Он был не прав, и Даша знала это со всей очевидностью, но решила пока не вмешиваться. Ему же будет хуже, когда все выяснится.
– Вдобавок ко всему прочему, Екатерина, вы были очень расстроены в тот вечер, когда Голдберг рассказывал свою историю. Если вы не имели к ней отношения, вам было не от чего волноваться.
– Я волновалась от того, что рассказанная им история отозвалась во мне. Не скрою, очень больно отозвалась. Дело в том, что я тоже родилась ровно через девять месяцев после Олимпиады-80. Моя мама также была волонтером на этих Олимпийских играх, и у нее был роман с иностранцем, в результате которого тот вернулся домой, а мама осталась и очень быстро поняла, что у нее будет ребенок. Так я появилась на свет, – точно так же, как и ребенок, про которого рассказывал Голдберг. Вот только он тут совсем ни при чем. Мой биологический отец был датчанином.
Женя выглядел сбитым с толку, и Даша даже хихикнула тихонечко над этим обстоятельством. Он свирепо посмотрел на нее.
– А вы сейчас не врете?
– Я вообще практически никогда не вру: считаю это слишком энергозатратным и бессмысленным. Моего родного отца звали Кристиан Ларсен. Моя мама очень его любила и не выходила замуж, хотя она у меня была красавица и предложения руки и сердца получала очень часто. А когда мне было десять лет, она покончила с собой – так и не смогла без него жить. Мы с бабушкой остались одни.
– Катенька, ты, наверное, так страдала. – Даша снова кинулась к креслу, обняла актрису и погладила по голове, как ребенка.

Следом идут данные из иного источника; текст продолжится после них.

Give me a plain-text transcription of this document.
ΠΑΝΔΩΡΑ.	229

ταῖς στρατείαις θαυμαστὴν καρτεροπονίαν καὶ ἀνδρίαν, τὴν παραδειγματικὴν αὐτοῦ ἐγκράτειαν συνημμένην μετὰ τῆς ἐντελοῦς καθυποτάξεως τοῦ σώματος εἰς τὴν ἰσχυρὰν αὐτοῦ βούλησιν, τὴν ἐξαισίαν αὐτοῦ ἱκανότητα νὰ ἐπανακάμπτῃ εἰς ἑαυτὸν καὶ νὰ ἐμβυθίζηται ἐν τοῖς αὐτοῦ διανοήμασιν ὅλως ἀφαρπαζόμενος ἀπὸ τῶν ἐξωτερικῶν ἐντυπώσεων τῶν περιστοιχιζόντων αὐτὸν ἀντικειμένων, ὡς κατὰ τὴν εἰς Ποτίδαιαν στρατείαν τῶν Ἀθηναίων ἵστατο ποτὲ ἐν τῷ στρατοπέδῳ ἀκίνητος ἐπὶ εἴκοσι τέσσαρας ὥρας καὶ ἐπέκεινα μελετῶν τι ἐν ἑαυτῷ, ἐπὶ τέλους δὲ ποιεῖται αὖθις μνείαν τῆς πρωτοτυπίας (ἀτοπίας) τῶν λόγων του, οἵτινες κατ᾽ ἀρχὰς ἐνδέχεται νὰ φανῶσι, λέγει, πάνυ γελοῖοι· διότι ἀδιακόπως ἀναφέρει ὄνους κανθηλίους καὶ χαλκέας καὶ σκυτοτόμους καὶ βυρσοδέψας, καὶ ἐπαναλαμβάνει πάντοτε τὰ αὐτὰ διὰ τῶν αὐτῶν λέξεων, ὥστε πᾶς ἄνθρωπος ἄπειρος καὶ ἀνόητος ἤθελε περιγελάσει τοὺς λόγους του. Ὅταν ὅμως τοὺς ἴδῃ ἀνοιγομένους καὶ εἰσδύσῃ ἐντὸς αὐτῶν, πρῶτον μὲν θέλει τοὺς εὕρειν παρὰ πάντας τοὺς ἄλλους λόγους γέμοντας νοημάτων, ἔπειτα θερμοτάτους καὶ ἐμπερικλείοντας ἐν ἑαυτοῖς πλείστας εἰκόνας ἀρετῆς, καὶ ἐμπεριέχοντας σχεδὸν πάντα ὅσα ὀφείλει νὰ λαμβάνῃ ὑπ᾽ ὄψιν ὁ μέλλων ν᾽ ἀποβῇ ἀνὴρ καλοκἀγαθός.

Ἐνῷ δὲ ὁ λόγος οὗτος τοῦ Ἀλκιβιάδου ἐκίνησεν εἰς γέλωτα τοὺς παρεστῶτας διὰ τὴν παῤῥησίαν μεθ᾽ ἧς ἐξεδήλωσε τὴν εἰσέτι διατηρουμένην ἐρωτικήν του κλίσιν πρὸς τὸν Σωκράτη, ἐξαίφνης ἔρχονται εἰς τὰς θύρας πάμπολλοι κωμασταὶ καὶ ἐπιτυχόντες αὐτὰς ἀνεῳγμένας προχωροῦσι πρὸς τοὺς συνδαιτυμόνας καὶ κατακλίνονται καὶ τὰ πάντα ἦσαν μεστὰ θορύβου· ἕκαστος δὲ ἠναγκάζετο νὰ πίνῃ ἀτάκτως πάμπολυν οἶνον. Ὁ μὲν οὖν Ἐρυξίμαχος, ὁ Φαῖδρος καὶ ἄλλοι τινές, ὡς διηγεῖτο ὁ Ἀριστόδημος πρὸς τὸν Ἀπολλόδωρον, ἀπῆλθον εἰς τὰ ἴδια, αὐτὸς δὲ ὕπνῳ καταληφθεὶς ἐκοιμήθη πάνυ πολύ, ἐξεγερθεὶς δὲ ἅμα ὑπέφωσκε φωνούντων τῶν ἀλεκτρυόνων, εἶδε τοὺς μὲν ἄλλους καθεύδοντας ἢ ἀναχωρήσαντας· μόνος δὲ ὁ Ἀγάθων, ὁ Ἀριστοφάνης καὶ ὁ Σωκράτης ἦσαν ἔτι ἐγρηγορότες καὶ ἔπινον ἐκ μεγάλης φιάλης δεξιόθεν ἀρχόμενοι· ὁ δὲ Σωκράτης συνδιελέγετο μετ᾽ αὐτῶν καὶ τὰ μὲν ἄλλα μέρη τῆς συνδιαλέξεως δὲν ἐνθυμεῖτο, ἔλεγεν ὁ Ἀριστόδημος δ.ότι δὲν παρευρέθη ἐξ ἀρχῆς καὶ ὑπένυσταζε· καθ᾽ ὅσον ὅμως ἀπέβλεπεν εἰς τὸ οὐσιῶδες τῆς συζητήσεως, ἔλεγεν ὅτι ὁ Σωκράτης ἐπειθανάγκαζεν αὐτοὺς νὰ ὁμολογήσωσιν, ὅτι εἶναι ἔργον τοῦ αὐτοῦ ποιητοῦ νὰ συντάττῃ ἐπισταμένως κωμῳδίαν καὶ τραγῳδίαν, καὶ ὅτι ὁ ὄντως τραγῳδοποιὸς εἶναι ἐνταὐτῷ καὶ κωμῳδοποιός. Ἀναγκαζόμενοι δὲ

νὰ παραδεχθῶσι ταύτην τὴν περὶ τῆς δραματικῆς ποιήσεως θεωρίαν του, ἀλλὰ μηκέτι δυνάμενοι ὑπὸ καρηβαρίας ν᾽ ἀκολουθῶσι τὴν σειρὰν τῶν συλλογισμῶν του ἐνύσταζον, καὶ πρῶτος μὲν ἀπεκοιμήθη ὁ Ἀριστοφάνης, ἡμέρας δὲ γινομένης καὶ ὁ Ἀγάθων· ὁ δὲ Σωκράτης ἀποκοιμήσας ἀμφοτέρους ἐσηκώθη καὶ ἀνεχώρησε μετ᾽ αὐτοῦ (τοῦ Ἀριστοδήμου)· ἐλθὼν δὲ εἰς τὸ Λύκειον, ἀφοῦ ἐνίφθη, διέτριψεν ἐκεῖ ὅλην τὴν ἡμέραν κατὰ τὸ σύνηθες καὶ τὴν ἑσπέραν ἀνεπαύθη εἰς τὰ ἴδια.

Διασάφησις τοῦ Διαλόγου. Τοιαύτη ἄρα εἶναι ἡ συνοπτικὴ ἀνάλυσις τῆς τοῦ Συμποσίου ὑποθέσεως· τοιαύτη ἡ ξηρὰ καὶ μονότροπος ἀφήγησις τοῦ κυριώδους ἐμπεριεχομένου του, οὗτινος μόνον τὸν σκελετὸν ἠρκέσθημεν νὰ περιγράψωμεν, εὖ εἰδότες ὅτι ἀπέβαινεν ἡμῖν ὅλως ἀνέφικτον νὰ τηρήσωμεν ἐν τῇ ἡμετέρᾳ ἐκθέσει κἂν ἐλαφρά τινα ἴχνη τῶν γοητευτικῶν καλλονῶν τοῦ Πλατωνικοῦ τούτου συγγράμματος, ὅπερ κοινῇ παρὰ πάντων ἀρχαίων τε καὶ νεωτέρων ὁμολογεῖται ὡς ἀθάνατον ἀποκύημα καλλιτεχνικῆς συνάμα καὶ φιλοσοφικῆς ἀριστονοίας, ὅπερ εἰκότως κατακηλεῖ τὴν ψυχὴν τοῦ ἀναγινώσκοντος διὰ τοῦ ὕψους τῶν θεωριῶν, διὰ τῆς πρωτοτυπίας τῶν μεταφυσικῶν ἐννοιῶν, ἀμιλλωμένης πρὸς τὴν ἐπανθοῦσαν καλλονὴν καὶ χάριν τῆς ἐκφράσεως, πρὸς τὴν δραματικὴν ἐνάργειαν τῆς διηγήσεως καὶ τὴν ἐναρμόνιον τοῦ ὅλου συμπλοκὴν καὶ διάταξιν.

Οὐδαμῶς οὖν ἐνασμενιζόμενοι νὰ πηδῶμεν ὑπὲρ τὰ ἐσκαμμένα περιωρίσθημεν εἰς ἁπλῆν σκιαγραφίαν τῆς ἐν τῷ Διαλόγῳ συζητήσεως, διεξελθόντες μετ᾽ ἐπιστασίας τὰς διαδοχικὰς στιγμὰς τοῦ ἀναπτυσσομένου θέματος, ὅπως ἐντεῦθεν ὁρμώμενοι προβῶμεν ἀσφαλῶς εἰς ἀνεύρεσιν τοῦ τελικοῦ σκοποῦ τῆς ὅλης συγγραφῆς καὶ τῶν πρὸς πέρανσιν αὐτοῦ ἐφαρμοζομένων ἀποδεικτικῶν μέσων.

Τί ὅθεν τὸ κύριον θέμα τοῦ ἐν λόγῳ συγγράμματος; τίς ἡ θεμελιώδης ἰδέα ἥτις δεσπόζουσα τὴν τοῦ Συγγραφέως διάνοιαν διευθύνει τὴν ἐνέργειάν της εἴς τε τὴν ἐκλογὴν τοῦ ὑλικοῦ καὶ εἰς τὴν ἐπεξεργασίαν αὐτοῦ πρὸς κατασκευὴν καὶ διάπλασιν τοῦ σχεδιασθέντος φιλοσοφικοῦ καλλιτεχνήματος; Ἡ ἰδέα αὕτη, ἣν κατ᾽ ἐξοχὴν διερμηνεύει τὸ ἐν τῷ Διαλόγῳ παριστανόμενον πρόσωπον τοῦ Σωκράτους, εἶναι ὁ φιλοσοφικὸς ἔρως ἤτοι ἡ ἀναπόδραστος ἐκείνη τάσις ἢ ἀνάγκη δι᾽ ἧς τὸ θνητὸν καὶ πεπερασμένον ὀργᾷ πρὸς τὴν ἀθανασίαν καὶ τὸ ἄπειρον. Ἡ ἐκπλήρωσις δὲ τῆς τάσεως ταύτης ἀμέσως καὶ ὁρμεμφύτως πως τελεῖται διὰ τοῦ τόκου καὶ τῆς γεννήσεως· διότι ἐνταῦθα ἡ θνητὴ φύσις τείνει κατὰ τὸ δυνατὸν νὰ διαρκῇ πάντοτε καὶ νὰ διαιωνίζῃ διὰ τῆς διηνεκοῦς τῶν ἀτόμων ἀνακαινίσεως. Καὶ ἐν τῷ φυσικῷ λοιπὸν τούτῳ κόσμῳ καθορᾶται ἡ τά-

– Да, это было ужасно. Очень страшно понимать, что ты для матери так и не стала заменой того, единственного, кто ей был по-настоящему дорог. Я и расстраивалась, и злилась, и горевала. Потом, когда бабушка умерла и я осталась одна, мне вдруг пришла в голову безумная мысль найти своего родного отца. Не знаю зачем. Наверное, мне просто захотелось на него посмотреть. Увидеть человека, который значил для моей матери так много. И я его нашла.
– О как, – пробормотал Женя. – Нашла она! И что, вы теперь общаетесь? Или вообще переезжаете жить в Данию?
– Да никуда я не переезжаю. И нет, мы не общаемся. – Лицо Кати снова исказилось волнением. – Именно поэтому я так болезненно отреагировала на рассказ господина Голдберга. Когда мне удалось узнать, что мой отец жив, я специально поехала в Данию. Мы встретились в кафе, и он, глядя мне в лицо, сказал, что нет нужды ворошить эту старую историю. Мол, у кого в молодости не было весело проведенных ночей и их последствий.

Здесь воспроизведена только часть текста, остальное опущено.